The solution is very, very simple and the ACS, BC Housing and the City of Abbotsford thought they had it figured out when they proposed a Supportive Housing Project right beside Abbotsford Community Services where the residents can ostensibly receive all of the help they need – except for addiction services, which ACS inexplicably moved to Clearbrook.

That is a central part of the argument put forward by the City, the ACS and BC Housing in favour of the location being proposed. In light of the ACS’s decision to move one of the main services it offered to street people – addiction services – to Clearbrook, those who oppose the location are right to question the assertion by the ACS and the City that residents of the proposed project would be near the services they need.

Welte correctly states that the proposal goes against the current zoning for the property.

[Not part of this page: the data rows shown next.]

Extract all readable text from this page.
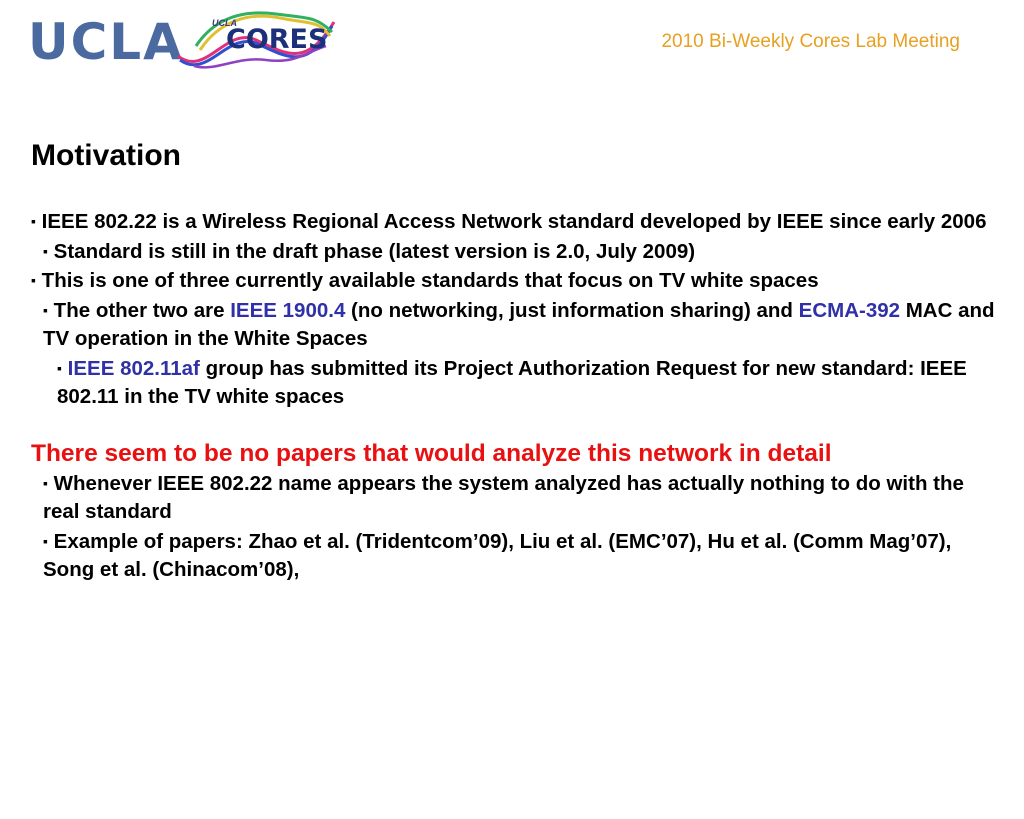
UCLA	UCLA
CORES	2010 Bi-Weekly Cores Lab Meeting
Motivation

▪ IEEE 802.22 is a Wireless Regional Access Network standard developed by IEEE since early 2006

▪ Standard is still in the draft phase (latest version is 2.0, July 2009)

▪ This is one of three currently available standards that focus on TV white spaces

▪ The other two are IEEE 1900.4 (no networking, just information sharing) and ECMA-392 MAC and TV operation in the White Spaces

▪ IEEE 802.11af group has submitted its Project Authorization Request for new standard: IEEE 802.11 in the TV white spaces

There seem to be no papers that would analyze this network in detail

▪ Whenever IEEE 802.22 name appears the system analyzed has actually nothing to do with the real standard

▪ Example of papers: Zhao et al. (Tridentcom’09), Liu et al. (EMC’07), Hu et al. (Comm Mag’07), Song et al. (Chinacom’08),
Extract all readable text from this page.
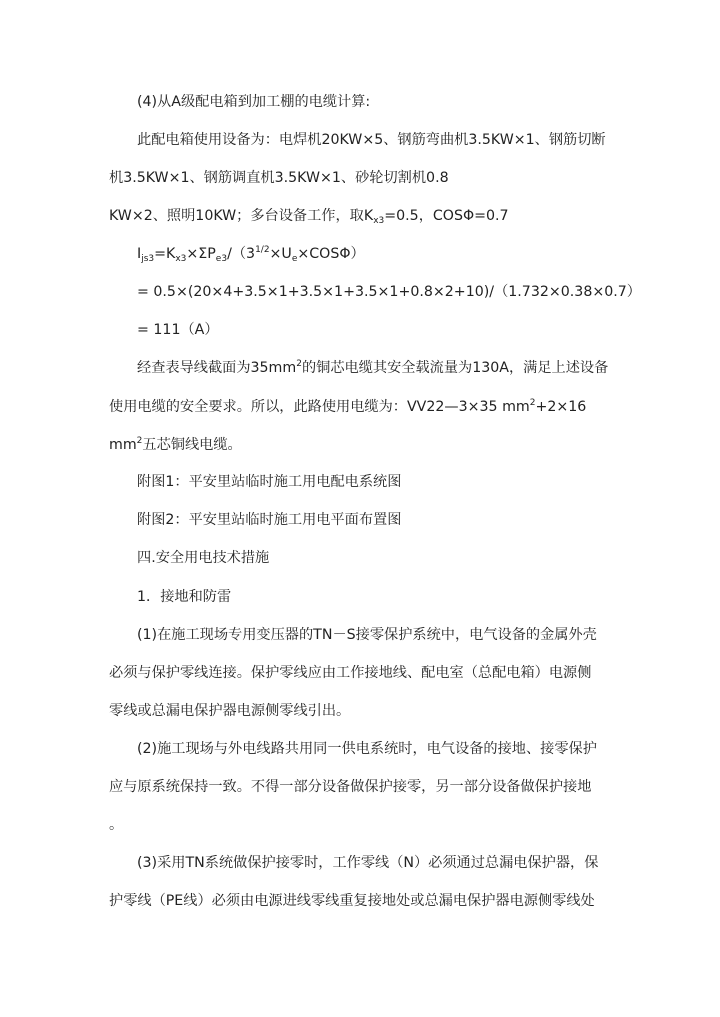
(4)从A级配电箱到加工棚的电缆计算:
此配电箱使用设备为：电焊机20KW×5、钢筋弯曲机3.5KW×1、钢筋切断
机3.5KW×1、钢筋调直机3.5KW×1、砂轮切割机0.8
KW×2、照明10KW；多台设备工作，取$K_{x3}=0.5$，COSΦ=0.7
$I_{js3}=K_{x3}\times\Sigma P_{e3}/(3^{1/2}\times U_e\times COS\Phi)$
= 0.5×(20×4+3.5×1+3.5×1+3.5×1+0.8×2+10)/（1.732×0.38×0.7）
= 111（A）
经查表导线截面为$35mm^2$的铜芯电缆其安全载流量为130A，满足上述设备
使用电缆的安全要求。所以，此路使用电缆为：VV22—3×35 $mm^2+2\times 16$
$mm^2$五芯铜线电缆。
附图1：平安里站临时施工用电配电系统图
附图2：平安里站临时施工用电平面布置图
四.安全用电技术措施
1．接地和防雷
(1)在施工现场专用变压器的TN－S接零保护系统中，电气设备的金属外壳
必须与保护零线连接。保护零线应由工作接地线、配电室（总配电箱）电源侧
零线或总漏电保护器电源侧零线引出。
(2)施工现场与外电线路共用同一供电系统时，电气设备的接地、接零保护
应与原系统保持一致。不得一部分设备做保护接零，另一部分设备做保护接地
。
(3)采用TN系统做保护接零时，工作零线（N）必须通过总漏电保护器，保
护零线（PE线）必须由电源进线零线重复接地处或总漏电保护器电源侧零线处
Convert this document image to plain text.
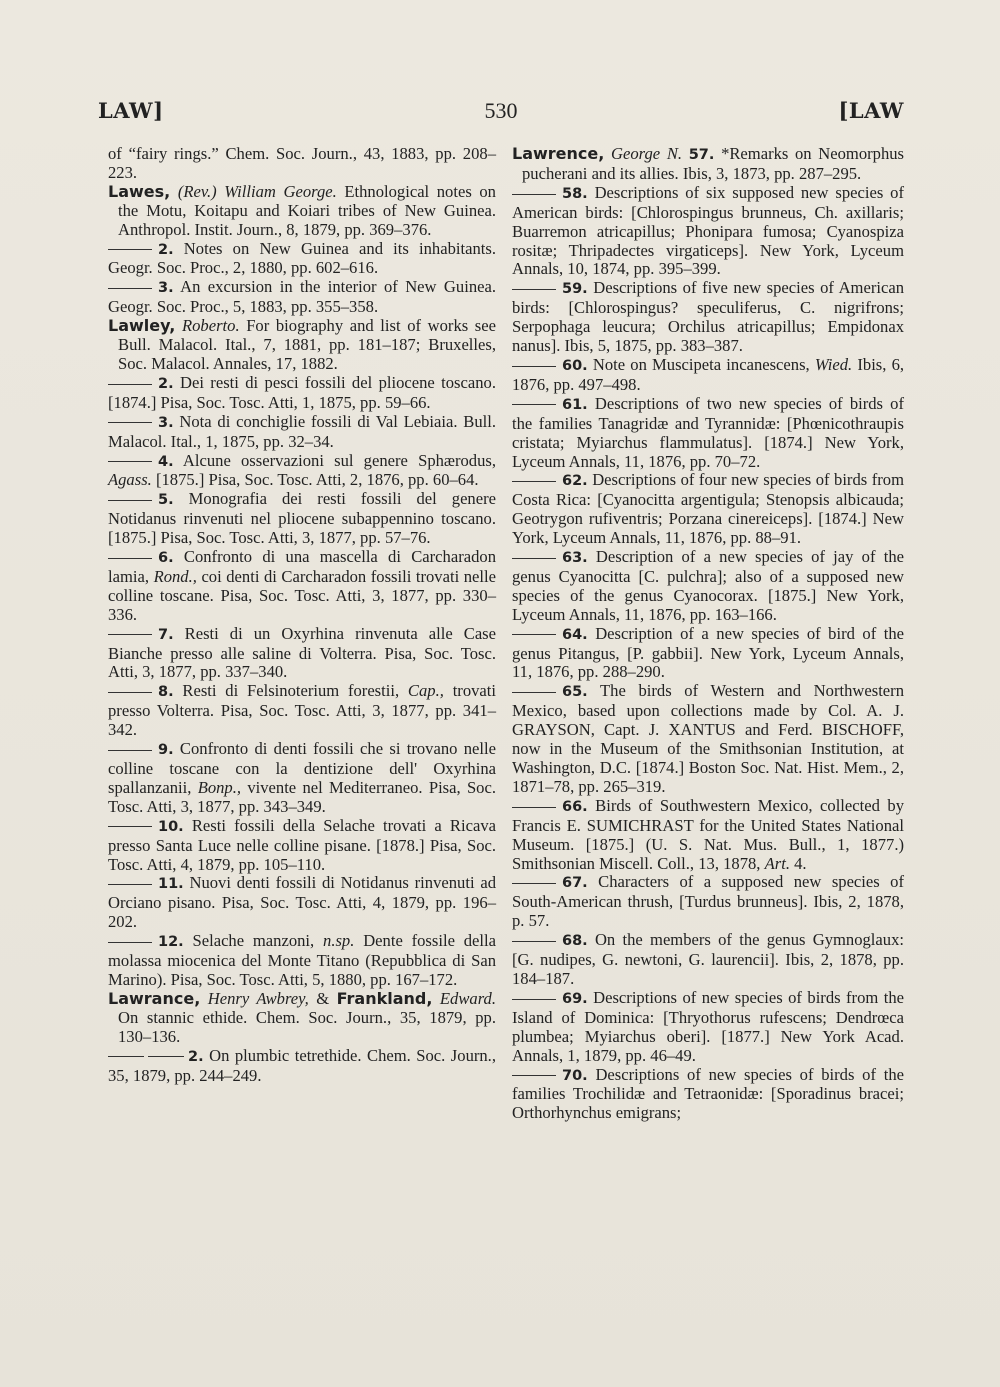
LAW]	530	[LAW

of “fairy rings.” Chem. Soc. Journ., 43, 1883, pp. 208–223.

Lawes, (Rev.) William George. Ethnological notes on the Motu, Koitapu and Koiari tribes of New Guinea. Anthropol. Instit. Journ., 8, 1879, pp. 369–376.

2. Notes on New Guinea and its inhabitants. Geogr. Soc. Proc., 2, 1880, pp. 602–616.

3. An excursion in the interior of New Guinea. Geogr. Soc. Proc., 5, 1883, pp. 355–358.

Lawley, Roberto. For biography and list of works see Bull. Malacol. Ital., 7, 1881, pp. 181–187; Bruxelles, Soc. Malacol. Annales, 17, 1882.

2. Dei resti di pesci fossili del pliocene toscano. [1874.] Pisa, Soc. Tosc. Atti, 1, 1875, pp. 59–66.

3. Nota di conchiglie fossili di Val Lebiaia. Bull. Malacol. Ital., 1, 1875, pp. 32–34.

4. Alcune osservazioni sul genere Sphærodus, Agass. [1875.] Pisa, Soc. Tosc. Atti, 2, 1876, pp. 60–64.

5. Monografia dei resti fossili del genere Notidanus rinvenuti nel pliocene subappennino toscano. [1875.] Pisa, Soc. Tosc. Atti, 3, 1877, pp. 57–76.

6. Confronto di una mascella di Carcharadon lamia, Rond., coi denti di Carcharadon fossili trovati nelle colline toscane. Pisa, Soc. Tosc. Atti, 3, 1877, pp. 330–336.

7. Resti di un Oxyrhina rinvenuta alle Case Bianche presso alle saline di Volterra. Pisa, Soc. Tosc. Atti, 3, 1877, pp. 337–340.

8. Resti di Felsinoterium forestii, Cap., trovati presso Volterra. Pisa, Soc. Tosc. Atti, 3, 1877, pp. 341–342.

9. Confronto di denti fossili che si trovano nelle colline toscane con la dentizione dell' Oxyrhina spallanzanii, Bonp., vivente nel Mediterraneo. Pisa, Soc. Tosc. Atti, 3, 1877, pp. 343–349.

10. Resti fossili della Selache trovati a Ricava presso Santa Luce nelle colline pisane. [1878.] Pisa, Soc. Tosc. Atti, 4, 1879, pp. 105–110.

11. Nuovi denti fossili di Notidanus rinvenuti ad Orciano pisano. Pisa, Soc. Tosc. Atti, 4, 1879, pp. 196–202.

12. Selache manzoni, n.sp. Dente fossile della molassa miocenica del Monte Titano (Repubblica di San Marino). Pisa, Soc. Tosc. Atti, 5, 1880, pp. 167–172.

Lawrance, Henry Awbrey, & Frankland, Edward. On stannic ethide. Chem. Soc. Journ., 35, 1879, pp. 130–136.

2. On plumbic tetrethide. Chem. Soc. Journ., 35, 1879, pp. 244–249.

Lawrence, George N. 57. *Remarks on Neomorphus pucherani and its allies. Ibis, 3, 1873, pp. 287–295.

58. Descriptions of six supposed new species of American birds: [Chlorospingus brunneus, Ch. axillaris; Buarremon atricapillus; Phonipara fumosa; Cyanospiza rositæ; Thripadectes virgaticeps]. New York, Lyceum Annals, 10, 1874, pp. 395–399.

59. Descriptions of five new species of American birds: [Chlorospingus? speculiferus, C. nigrifrons; Serpophaga leucura; Orchilus atricapillus; Empidonax nanus]. Ibis, 5, 1875, pp. 383–387.

60. Note on Muscipeta incanescens, Wied. Ibis, 6, 1876, pp. 497–498.

61. Descriptions of two new species of birds of the families Tanagridæ and Tyrannidæ: [Phœnicothraupis cristata; Myiarchus flammulatus]. [1874.] New York, Lyceum Annals, 11, 1876, pp. 70–72.

62. Descriptions of four new species of birds from Costa Rica: [Cyanocitta argentigula; Stenopsis albicauda; Geotrygon rufiventris; Porzana cinereiceps]. [1874.] New York, Lyceum Annals, 11, 1876, pp. 88–91.

63. Description of a new species of jay of the genus Cyanocitta [C. pulchra]; also of a supposed new species of the genus Cyanocorax. [1875.] New York, Lyceum Annals, 11, 1876, pp. 163–166.

64. Description of a new species of bird of the genus Pitangus, [P. gabbii]. New York, Lyceum Annals, 11, 1876, pp. 288–290.

65. The birds of Western and Northwestern Mexico, based upon collections made by Col. A. J. GRAYSON, Capt. J. XANTUS and Ferd. BISCHOFF, now in the Museum of the Smithsonian Institution, at Washington, D.C. [1874.] Boston Soc. Nat. Hist. Mem., 2, 1871–78, pp. 265–319.

66. Birds of Southwestern Mexico, collected by Francis E. SUMICHRAST for the United States National Museum. [1875.] (U. S. Nat. Mus. Bull., 1, 1877.) Smithsonian Miscell. Coll., 13, 1878, Art. 4.

67. Characters of a supposed new species of South-American thrush, [Turdus brunneus]. Ibis, 2, 1878, p. 57.

68. On the members of the genus Gymnoglaux: [G. nudipes, G. newtoni, G. laurencii]. Ibis, 2, 1878, pp. 184–187.

69. Descriptions of new species of birds from the Island of Dominica: [Thryothorus rufescens; Dendrœca plumbea; Myiarchus oberi]. [1877.] New York Acad. Annals, 1, 1879, pp. 46–49.

70. Descriptions of new species of birds of the families Trochilidæ and Tetraonidæ: [Sporadinus bracei; Orthorhynchus emigrans;
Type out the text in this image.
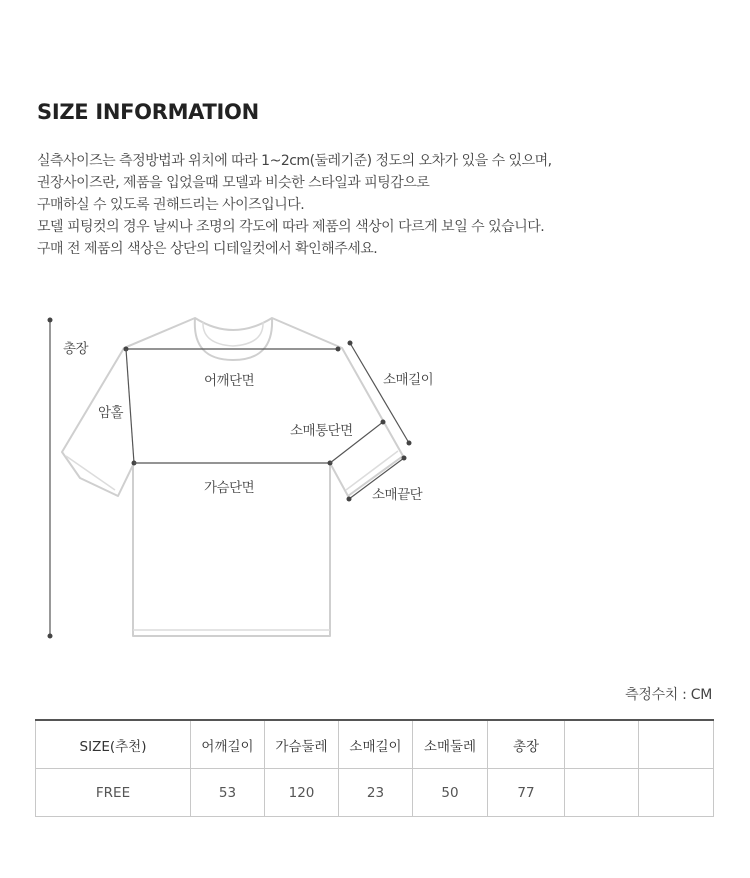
SIZE INFORMATION
실측사이즈는 측정방법과 위치에 따라 1~2cm(둘레기준) 정도의 오차가 있을 수 있으며,
권장사이즈란, 제품을 입었을때 모델과 비슷한 스타일과 피팅감으로
구매하실 수 있도록 권해드리는 사이즈입니다.
모델 피팅컷의 경우 날씨나 조명의 각도에 따라 제품의 색상이 다르게 보일 수 있습니다.
구매 전 제품의 색상은 상단의 디테일컷에서 확인해주세요.
총장
암홀
어깨단면	소매길이
소매통단면
가슴단면	소매끝단
측정수치 : CM
SIZE(추천)	어깨길이	가슴둘레	소매길이	소매둘레	총장		
FREE	53	120	23	50	77		
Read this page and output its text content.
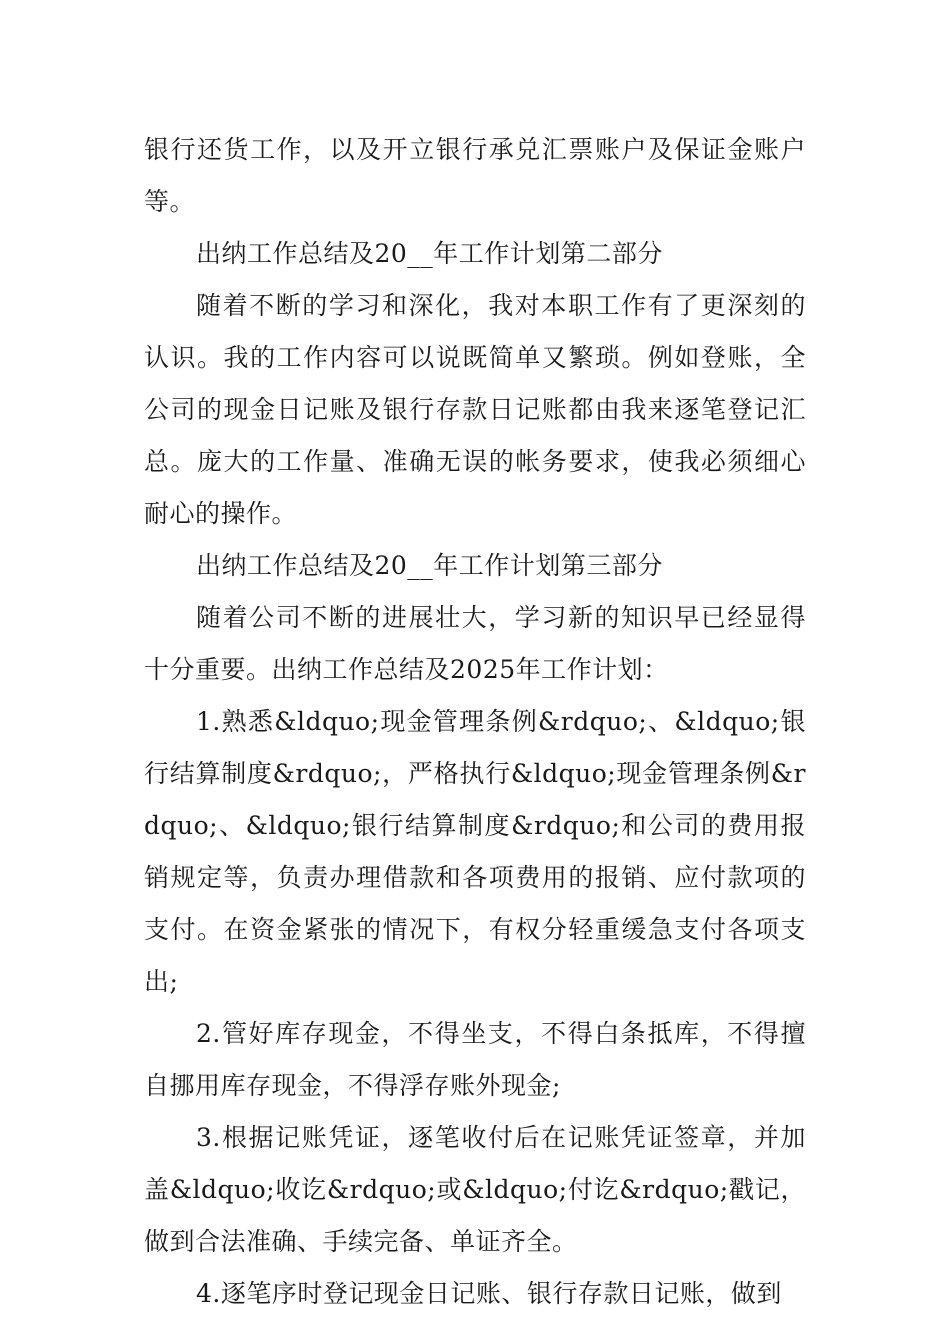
银行还货工作，以及开立银行承兑汇票账户及保证金账户等。

出纳工作总结及20__年工作计划第二部分

随着不断的学习和深化，我对本职工作有了更深刻的认识。我的工作内容可以说既简单又繁琐。例如登账，全公司的现金日记账及银行存款日记账都由我来逐笔登记汇总。庞大的工作量、准确无误的帐务要求，使我必须细心耐心的操作。

出纳工作总结及20__年工作计划第三部分

随着公司不断的进展壮大，学习新的知识早已经显得十分重要。出纳工作总结及2025年工作计划：

1.熟悉&ldquo;现金管理条例&rdquo;、&ldquo;银行结算制度&rdquo;，严格执行&ldquo;现金管理条例&rdquo;、&ldquo;银行结算制度&rdquo;和公司的费用报销规定等，负责办理借款和各项费用的报销、应付款项的支付。在资金紧张的情况下，有权分轻重缓急支付各项支出;

2.管好库存现金，不得坐支，不得白条抵库，不得擅自挪用库存现金，不得浮存账外现金;

3.根据记账凭证，逐笔收付后在记账凭证签章，并加盖&ldquo;收讫&rdquo;或&ldquo;付讫&rdquo;戳记，做到合法准确、手续完备、单证齐全。

4.逐笔序时登记现金日记账、银行存款日记账，做到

Rather than any sort of monumental problem this simply involves council voting to rezone the property – something it does for developers, despite vocal opposition from local residents, with such regularity it tends to fill up the majority of the agenda at every council meeting.

He also correctly states that the businesses in the Abbotsford Downtown Business Association (ADBA) “… have invested a significant amount of their savings into operating a business with the hope of making it work and have invested emotionally and financially in the improvement of the downtown core.”

I’m sure the same can be said for just about every business owner, home owner, farmer or rancher in Abbotsford and it is not a valid argument against the proposal.

If the ADBA and the Chamber are to be believed when they keep reiterating that this is not a case of NIMBYism they really ought to come up with something other than their hard work and investment of money to make their point.

While there is a certain need for secrecy surrounding efforts to find another piece of property within easy access of ACS it must be said that members of the ADBA are actively trying to find an alternative solution to that proposed by the City and ACS.

The ADBA has found itself caught between a rock and hard place and seems to have been left to twist in the wind by the City of Abbotsford, ACS and BC Housing.

Welte finishes his argument with a flourish, “The question remains where it should be built to address the best interests of the community as a whole.”

Mr. Welte should look back at the last ten years of positions his organization has taken on major political issues in Abbotsford. They have all, without fail, been contrary to the good of the community and his members.

Every major initiative which succeeded between 2006 and 2008 was supported by the Chamber of Commerce and the newspapers and has led to a financial disaster at the City of Abbotsford that will take generations to untangle.

Every major initiative which has been defeated in Abbotsford since 2008 has been supported by the Chamber of Commerce and the newspapers and fought by a community trying to wrest control of their city back.

Business organizations and social policy make for very bad social policy and Abbotsford politicians and business organizations have to stop playing together with their friends’ and neighbours’ money. It has proved disastrous for the friends and neighbours.

Based on its track record, The Abbotsford Chamber of Commerce does not seem to have the interests of the larger community at heart. To pretend the best interests of the larger community have anything to do with their position on the ACS Supportive Housing Proposal sounds disingenuous. Disingenuous or simply wrong, as the Chamber has been for over a decade.

Represent your members’ interests as much as you want but stay away from social policy. You are in over your heads.